Adapter proteins SLP-76 and BLNK both are expressed by murine macrophages and are linked to signaling via Fcγ receptors I and II/III

The SLP-76 (Src homology 2 domain-containing leukocyte protein of 76 kDa) adapter protein is expressed in T cells and myeloid cells, whereas its homologue BLNK (B cell linker protein) is expressed in B cells. SLP-76 and BLNK link immunoreceptor tyrosine-based activation motif-containing receptors to signaling molecules that include phospholipase C-gamma, mitogen-activated protein kinases, and the GTPases Ras and Rho, SLP-76 plays a critical role in T cell receptor, Fc epsilon RI and gpVI collagen receptor signaling, and participates in signaling via Fc gamma R and killer cell inhibitory receptors, BLNK plays a critical role in B cell receptor signaling.
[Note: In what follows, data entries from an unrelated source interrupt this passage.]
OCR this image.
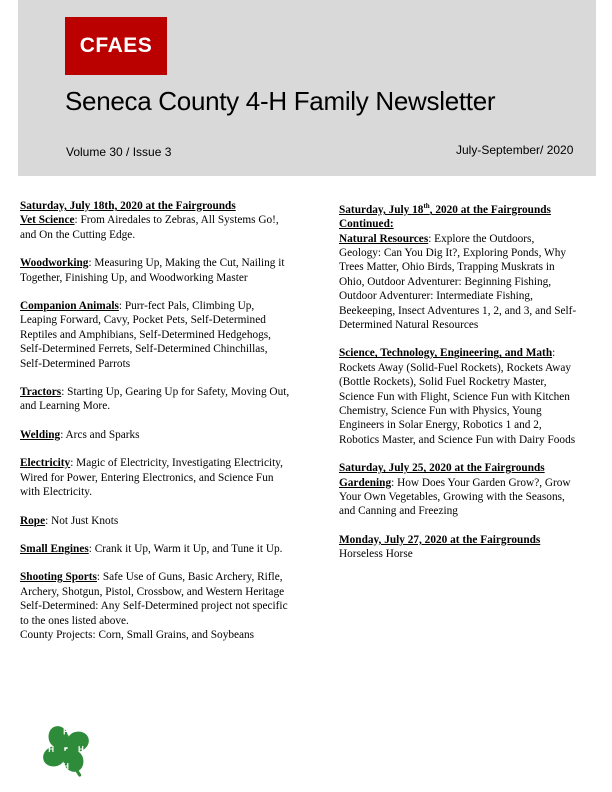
CFAES
Seneca County 4-H Family Newsletter
Volume 30 / Issue 3	July-September/ 2020
Saturday, July 18th, 2020 at the Fairgrounds
Vet Science: From Airedales to Zebras, All Systems Go!, and On the Cutting Edge.
Woodworking: Measuring Up, Making the Cut, Nailing it Together, Finishing Up, and Woodworking Master
Companion Animals: Purr-fect Pals, Climbing Up, Leaping Forward, Cavy, Pocket Pets, Self-Determined Reptiles and Amphibians, Self-Determined Hedgehogs, Self-Determined Ferrets, Self-Determined Chinchillas, Self-Determined Parrots
Tractors: Starting Up, Gearing Up for Safety, Moving Out, and Learning More.
Welding: Arcs and Sparks
Electricity: Magic of Electricity, Investigating Electricity, Wired for Power, Entering Electronics, and Science Fun with Electricity.
Rope: Not Just Knots
Small Engines: Crank it Up, Warm it Up, and Tune it Up.
Shooting Sports: Safe Use of Guns, Basic Archery, Rifle, Archery, Shotgun, Pistol, Crossbow, and Western Heritage
Self-Determined: Any Self-Determined project not specific to the ones listed above.
County Projects: Corn, Small Grains, and Soybeans
Saturday, July 18th, 2020 at the Fairgrounds Continued:
Natural Resources: Explore the Outdoors, Geology: Can You Dig It?, Exploring Ponds, Why Trees Matter, Ohio Birds, Trapping Muskrats in Ohio, Outdoor Adventurer: Beginning Fishing, Outdoor Adventurer: Intermediate Fishing, Beekeeping, Insect Adventures 1, 2, and 3, and Self-Determined Natural Resources
Science, Technology, Engineering, and Math: Rockets Away (Solid-Fuel Rockets), Rockets Away (Bottle Rockets), Solid Fuel Rocketry Master, Science Fun with Flight, Science Fun with Kitchen Chemistry, Science Fun with Physics, Young Engineers in Solar Energy, Robotics 1 and 2, Robotics Master, and Science Fun with Dairy Foods
Saturday, July 25, 2020 at the Fairgrounds
Gardening: How Does Your Garden Grow?, Grow Your Own Vegetables, Growing with the Seasons, and Canning and Freezing
Monday, July 27, 2020 at the Fairgrounds
Horseless Horse
H
H H
H
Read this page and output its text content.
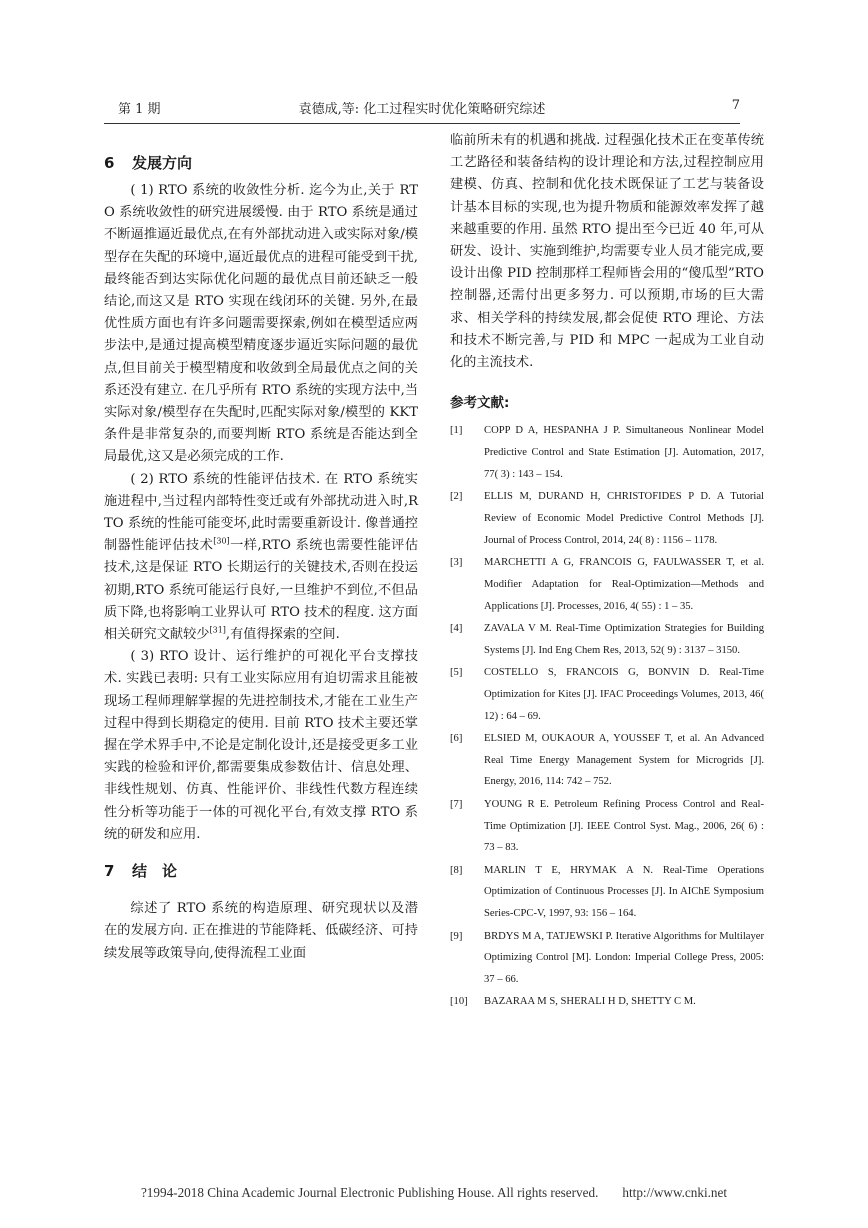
第 1 期	袁德成,等: 化工过程实时优化策略研究综述	7
6 发展方向

( 1) RTO 系统的收敛性分析. 迄今为止,关于 RTO 系统收敛性的研究进展缓慢. 由于 RTO 系统是通过不断逼推逼近最优点,在有外部扰动进入或实际对象/模型存在失配的环境中,逼近最优点的进程可能受到干扰,最终能否到达实际优化问题的最优点目前还缺乏一般结论,而这又是 RTO 实现在线闭环的关键. 另外,在最优性质方面也有许多问题需要探索,例如在模型适应两步法中,是通过提高模型精度逐步逼近实际问题的最优点,但目前关于模型精度和收敛到全局最优点之间的关系还没有建立. 在几乎所有 RTO 系统的实现方法中,当实际对象/模型存在失配时,匹配实际对象/模型的 KKT 条件是非常复杂的,而要判断 RTO 系统是否能达到全局最优,这又是必须完成的工作.

( 2) RTO 系统的性能评估技术. 在 RTO 系统实施进程中,当过程内部特性变迁或有外部扰动进入时,RTO 系统的性能可能变坏,此时需要重新设计. 像普通控制器性能评估技术[30]一样,RTO 系统也需要性能评估技术,这是保证 RTO 长期运行的关键技术,否则在投运初期,RTO 系统可能运行良好,一旦维护不到位,不但品质下降,也将影响工业界认可 RTO 技术的程度. 这方面相关研究文献较少[31],有值得探索的空间.

( 3) RTO 设计、运行维护的可视化平台支撑技术. 实践已表明: 只有工业实际应用有迫切需求且能被现场工程师理解掌握的先进控制技术,才能在工业生产过程中得到长期稳定的使用. 目前 RTO 技术主要还掌握在学术界手中,不论是定制化设计,还是接受更多工业实践的检验和评价,都需要集成参数估计、信息处理、非线性规划、仿真、性能评价、非线性代数方程连续性分析等功能于一体的可视化平台,有效支撑 RTO 系统的研发和应用.

7 结　论

综述了 RTO 系统的构造原理、研究现状以及潜在的发展方向. 正在推进的节能降耗、低碳经济、可持续发展等政策导向,使得流程工业面

临前所未有的机遇和挑战. 过程强化技术正在变革传统工艺路径和装备结构的设计理论和方法,过程控制应用建模、仿真、控制和优化技术既保证了工艺与装备设计基本目标的实现,也为提升物质和能源效率发挥了越来越重要的作用. 虽然 RTO 提出至今已近 40 年,可从研发、设计、实施到维护,均需要专业人员才能完成,要设计出像 PID 控制那样工程师皆会用的“傻瓜型”RTO 控制器,还需付出更多努力. 可以预期,市场的巨大需求、相关学科的持续发展,都会促使 RTO 理论、方法和技术不断完善,与 PID 和 MPC 一起成为工业自动化的主流技术.

参考文献:
[1] COPP D A, HESPANHA J P. Simultaneous Nonlinear Model Predictive Control and State Estimation [J]. Automation, 2017, 77( 3) : 143 – 154.
[2] ELLIS M, DURAND H, CHRISTOFIDES P D. A Tutorial Review of Economic Model Predictive Control Methods [J]. Journal of Process Control, 2014, 24( 8) : 1156 – 1178.
[3] MARCHETTI A G, FRANCOIS G, FAULWASSER T, et al. Modifier Adaptation for Real-Optimization—Methods and Applications [J]. Processes, 2016, 4( 55) : 1 – 35.
[4] ZAVALA V M. Real-Time Optimization Strategies for Building Systems [J]. Ind Eng Chem Res, 2013, 52( 9) : 3137 – 3150.
[5] COSTELLO S, FRANCOIS G, BONVIN D. Real-Time Optimization for Kites [J]. IFAC Proceedings Volumes, 2013, 46( 12) : 64 – 69.
[6] ELSIED M, OUKAOUR A, YOUSSEF T, et al. An Advanced Real Time Energy Management System for Microgrids [J]. Energy, 2016, 114: 742 – 752.
[7] YOUNG R E. Petroleum Refining Process Control and Real-Time Optimization [J]. IEEE Control Syst. Mag., 2006, 26( 6) : 73 – 83.
[8] MARLIN T E, HRYMAK A N. Real-Time Operations Optimization of Continuous Processes [J]. In AIChE Symposium Series-CPC-V, 1997, 93: 156 – 164.
[9] BRDYS M A, TATJEWSKI P. Iterative Algorithms for Multilayer Optimizing Control [M]. London: Imperial College Press, 2005: 37 – 66.
[10] BAZARAA M S, SHERALI H D, SHETTY C M.
?1994-2018 China Academic Journal Electronic Publishing House. All rights reserved. http://www.cnki.net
We show that murine bone marrow-derived macrophages express both SLP-76 and BLNK, Selective ligation of Fc gamma RI and Fc gamma RII/III resulted in tyrosine phosphorylation of both SLP-76 and BLNK, SLP-76(-/-) bone marrow-derived macrophages display Fc gamma R-mediated tyrosine phosphorylation of Syk, phospholipase C-gamma 2, and extracellular signal regulated kinases 1 and 2, and normal Fc gamma R-dependent phagocytosis. These data suggest that both SLP-76 and BLNK are coupled to Fc gamma R signaling in murine macrophages.